Zulüm nerede işlenirse işlensin zalime dur demek insan olarak hepimizin mesuliyetidir. Çünkü zulme rıza göstermek de zulümdür.
Kıymetli Kardeşlerim!
Hutbeme başlarken okuduğum ayet-i kerimede Yüce Rabbimiz şöyle buyurmaktadır: "İçinizden sadece zulmedenlere dokunmakla kalmayacak olan bir musibetten sakının ve bilin ki Allah'ın cezası çok şiddetlidir." Hadis-i şerifte ise Sevgili Peygamberimiz (s.a.s) şöyle buyurmaktadır: "İnsanlar zalimin zulmünü görür de ona engel olmazsa, Allah'ın onları genel bir azaba uğratması kaçınılmazdır."

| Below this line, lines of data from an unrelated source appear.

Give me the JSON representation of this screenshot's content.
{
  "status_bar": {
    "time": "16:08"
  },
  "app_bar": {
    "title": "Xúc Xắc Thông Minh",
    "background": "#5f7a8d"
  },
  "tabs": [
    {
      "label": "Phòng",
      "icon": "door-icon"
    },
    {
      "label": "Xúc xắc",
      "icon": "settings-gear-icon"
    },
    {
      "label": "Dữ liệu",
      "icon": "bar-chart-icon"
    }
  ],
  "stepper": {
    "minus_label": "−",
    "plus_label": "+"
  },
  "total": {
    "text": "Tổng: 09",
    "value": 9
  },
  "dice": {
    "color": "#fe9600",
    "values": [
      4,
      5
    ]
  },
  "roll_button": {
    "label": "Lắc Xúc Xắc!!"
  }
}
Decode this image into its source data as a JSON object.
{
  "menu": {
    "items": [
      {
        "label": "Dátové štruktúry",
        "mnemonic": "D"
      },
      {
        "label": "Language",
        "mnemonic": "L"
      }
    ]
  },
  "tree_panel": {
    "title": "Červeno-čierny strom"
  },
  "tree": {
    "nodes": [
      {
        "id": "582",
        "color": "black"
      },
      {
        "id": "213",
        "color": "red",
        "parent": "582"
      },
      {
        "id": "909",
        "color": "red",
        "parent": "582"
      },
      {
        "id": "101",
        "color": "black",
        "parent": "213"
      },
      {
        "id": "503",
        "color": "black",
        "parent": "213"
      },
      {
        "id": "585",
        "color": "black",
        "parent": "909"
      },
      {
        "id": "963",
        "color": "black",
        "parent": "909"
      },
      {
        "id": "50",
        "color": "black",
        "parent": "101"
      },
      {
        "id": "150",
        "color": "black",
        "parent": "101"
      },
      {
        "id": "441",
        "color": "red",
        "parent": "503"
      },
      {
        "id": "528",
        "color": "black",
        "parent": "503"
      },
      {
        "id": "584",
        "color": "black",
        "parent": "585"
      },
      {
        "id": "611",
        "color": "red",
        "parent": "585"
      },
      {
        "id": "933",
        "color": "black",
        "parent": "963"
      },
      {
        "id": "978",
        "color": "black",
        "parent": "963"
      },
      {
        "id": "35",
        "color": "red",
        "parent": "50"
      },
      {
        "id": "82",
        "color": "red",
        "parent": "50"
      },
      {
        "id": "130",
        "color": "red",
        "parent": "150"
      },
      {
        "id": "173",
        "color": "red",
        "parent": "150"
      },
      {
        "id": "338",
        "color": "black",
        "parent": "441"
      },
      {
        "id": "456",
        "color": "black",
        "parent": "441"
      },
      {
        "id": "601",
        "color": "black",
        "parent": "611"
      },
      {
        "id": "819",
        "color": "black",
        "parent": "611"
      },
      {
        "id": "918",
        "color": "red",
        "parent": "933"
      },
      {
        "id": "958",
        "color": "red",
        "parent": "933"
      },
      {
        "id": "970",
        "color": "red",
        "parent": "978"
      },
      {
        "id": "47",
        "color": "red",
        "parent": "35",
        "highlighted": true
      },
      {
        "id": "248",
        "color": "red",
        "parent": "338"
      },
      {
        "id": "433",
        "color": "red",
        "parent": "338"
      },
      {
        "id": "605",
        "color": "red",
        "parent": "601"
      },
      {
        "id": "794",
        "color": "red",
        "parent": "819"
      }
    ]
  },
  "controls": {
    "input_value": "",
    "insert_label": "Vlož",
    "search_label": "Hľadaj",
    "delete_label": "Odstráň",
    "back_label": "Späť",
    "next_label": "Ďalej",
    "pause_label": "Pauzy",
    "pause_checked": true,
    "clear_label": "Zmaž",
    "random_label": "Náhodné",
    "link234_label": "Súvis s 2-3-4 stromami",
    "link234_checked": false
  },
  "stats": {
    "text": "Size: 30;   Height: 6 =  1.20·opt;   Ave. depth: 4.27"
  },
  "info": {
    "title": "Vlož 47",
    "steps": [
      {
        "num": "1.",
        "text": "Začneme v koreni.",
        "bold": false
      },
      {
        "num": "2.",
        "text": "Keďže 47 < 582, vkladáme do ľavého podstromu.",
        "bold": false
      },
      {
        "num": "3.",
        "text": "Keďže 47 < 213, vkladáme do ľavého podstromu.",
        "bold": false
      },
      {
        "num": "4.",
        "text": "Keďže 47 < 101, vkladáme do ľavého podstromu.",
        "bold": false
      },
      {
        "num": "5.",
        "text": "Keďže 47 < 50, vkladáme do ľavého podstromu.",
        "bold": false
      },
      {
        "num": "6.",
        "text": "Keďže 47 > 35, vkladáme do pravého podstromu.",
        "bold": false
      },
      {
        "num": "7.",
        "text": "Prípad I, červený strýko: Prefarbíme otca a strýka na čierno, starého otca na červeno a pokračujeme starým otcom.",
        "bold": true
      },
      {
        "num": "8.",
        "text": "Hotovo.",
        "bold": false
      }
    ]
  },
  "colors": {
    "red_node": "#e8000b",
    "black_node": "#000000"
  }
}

Bu ayet ve hadisten anlamaktayız ki; masum canlara kıyan katillerin zulmüne karşı durmazsak ateş tüm dünyayı saracak, kimse güvende olmayacaktır. Çocukların bombalar altındaki çığlıklarını duymazsak herkesin canı yanacaktır. Unutmayalım ki herkesin, her zaman kötülüğe engel olmak için yapabileceği bir şeyler mutlaka vardır. Zulme engel, mazluma umut olmak için caydırıcı rol üstlenelim; elimizle, dilimizle ve kalbimizle ne gerekiyorsa yapalım. Nitekim Peygamber Efendimiz (s.a.s) bir hadislerinde şöyle buyurmaktadır: "Kim bir kötülük ve haksızlık görürse onu eliyle düzeltsin; eğer buna gücü yetmiyorsa diliyle düzeltsin; buna da gücü yetmezse kalbiyle buğzetsin..."
Aziz Müslümanlar!
Kadın erkek, genç yaşlı her birimiz dünyadaki tüm zulümlerin son bulması için sorumluluklarımızı yerine getirelim. Hz. İbrahim'in ateşini söndürmeye giden karınca misali hakkın yanında, bâtılın karşısında yer almaya devam edelim. Bizler inanıyoruz ki bu zor günler elbet sona erecektir. Zalimlerin zulmü mutlaka bitecek, mazlumların yüzü gülecek, zafer inananların olacaktır. Mazlumların umudu olan aziz milletimiz, ümmet bilinciyle dünyamızı yeniden barış yurdu haline getirecektir.
Hutbemi bir ayet-i kerime ile bitiriyorum:
"Rabbimiz! Bize sabır ve dayanma gücü ver. Ayaklarımızı senin yolunda sabit kıl. Kâfirlere karşı bize yardım eyle."